Place potatoes in a medium pot with enough salted water to cover by 2 inches. Bring to a boil; cook until tender, 15-20 minutes. Reserve 1 cup potato cooking liquid, then drain. Melt 2 TBSP butter (4 TBSP for 4) in same pot over medium heat. Add garlic; cook 30-60 seconds. Return potatoes to pot and mash with a splash of reserved potato cooking liquid. Stir in sour cream. Season with salt and pepper.
Meanwhile, heat a drizzle of olive oil in a medium, preferably nonstick, pan over medium-high heat. Add panko; season with salt and pepper.

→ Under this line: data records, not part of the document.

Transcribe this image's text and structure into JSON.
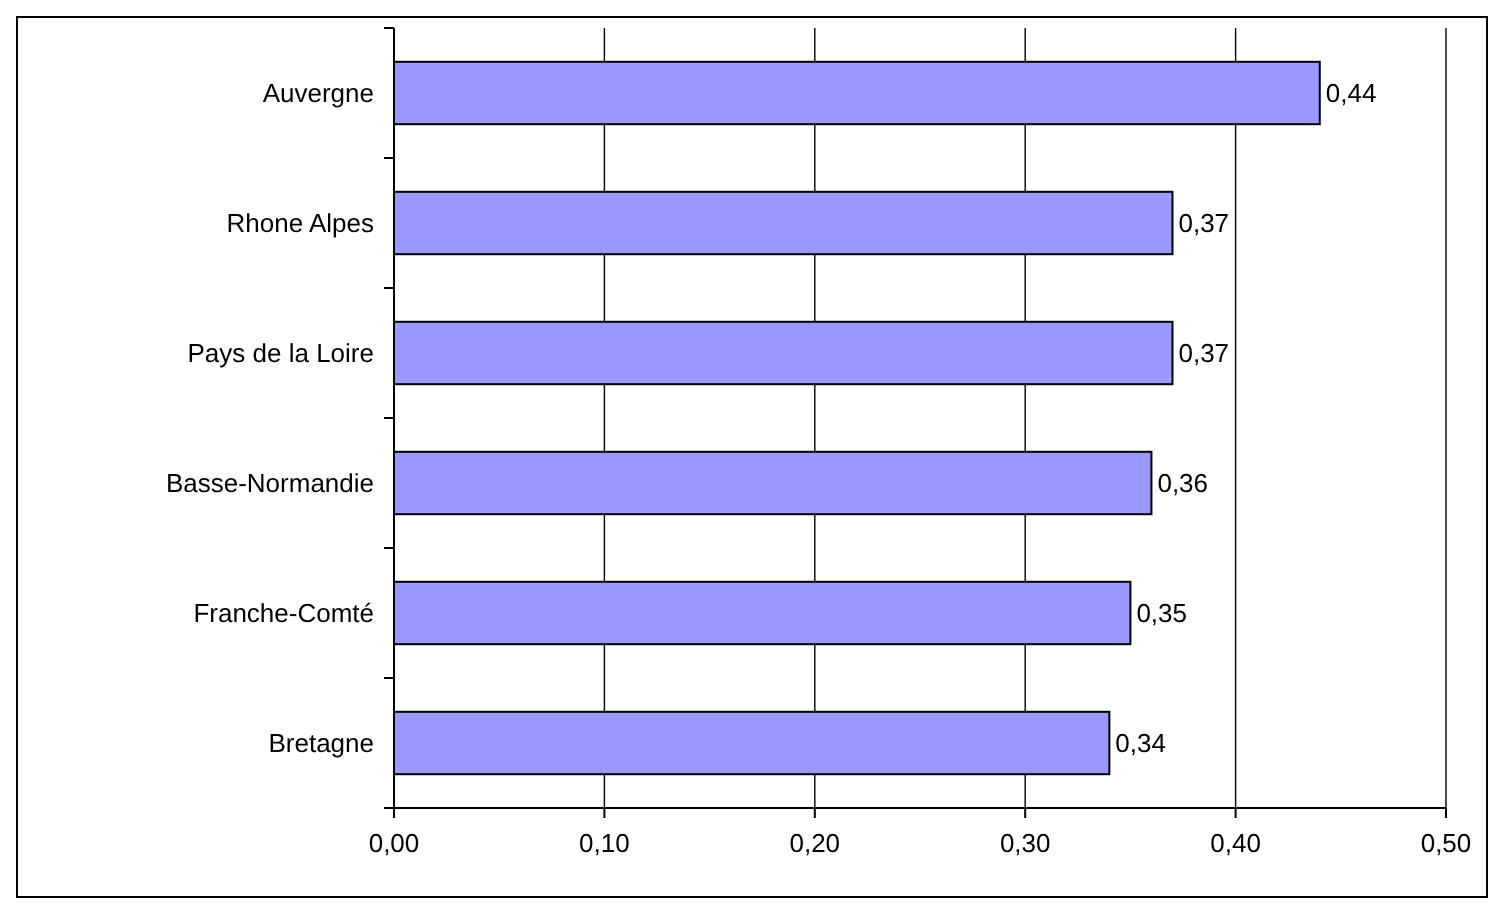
{
  "chart_data": {
    "type": "bar",
    "orientation": "horizontal",
    "categories": [
      "Auvergne",
      "Rhone Alpes",
      "Pays de la Loire",
      "Basse-Normandie",
      "Franche-Comté",
      "Bretagne"
    ],
    "values": [
      0.44,
      0.37,
      0.37,
      0.36,
      0.35,
      0.34
    ],
    "value_labels": [
      "0,44",
      "0,37",
      "0,37",
      "0,36",
      "0,35",
      "0,34"
    ],
    "color": "#9999ff",
    "xlim": [
      0,
      0.5
    ],
    "xticks": [
      {
        "value": 0,
        "label": "0,00"
      },
      {
        "value": 0.1,
        "label": "0,10"
      },
      {
        "value": 0.2,
        "label": "0,20"
      },
      {
        "value": 0.3,
        "label": "0,30"
      },
      {
        "value": 0.4,
        "label": "0,40"
      },
      {
        "value": 0.5,
        "label": "0,50"
      }
    ],
    "grid": "x"
  }
}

Cook, stirring often, until golden brown, 3-5 minutes. Turn off heat; transfer panko to a medium bowl. Wipe out pan.
Toss Brussels sprouts on a baking sheet with a large drizzle of olive oil, salt, and pepper. Arrange cut sides down and roast until browned and crispy, 15-20 minutes. Add to bowl with panko and toss to combine. Season with salt, pepper, and half the minced rosemary (save the rest for later).
Meanwhile, pat beef dry with paper towels; season all over with salt and pepper. Heat a large drizzle of oil in pan used for panko over medium-high heat. Add beef and cook to desired doneness, 3-6 minutes per side. Turn off heat; remove from pan and set aside to rest for 5 minutes. Wipe out pan.
Melt 1 TBSP butter in same pan over medium heat. Add minced shallot; cook until fragrant, 1-2 minutes. Add stock concentrate, jam, vinegar, 2 TBSP water (4 TBSP for 4 servings), and remaining minced rosemary to taste. Cook until slightly thickened, 1-2 minutes. Stir in any resting juices from beef; season with salt and pepper. Divide potatoes, Brussels sprouts, and beef between plates. Top beef with sauce.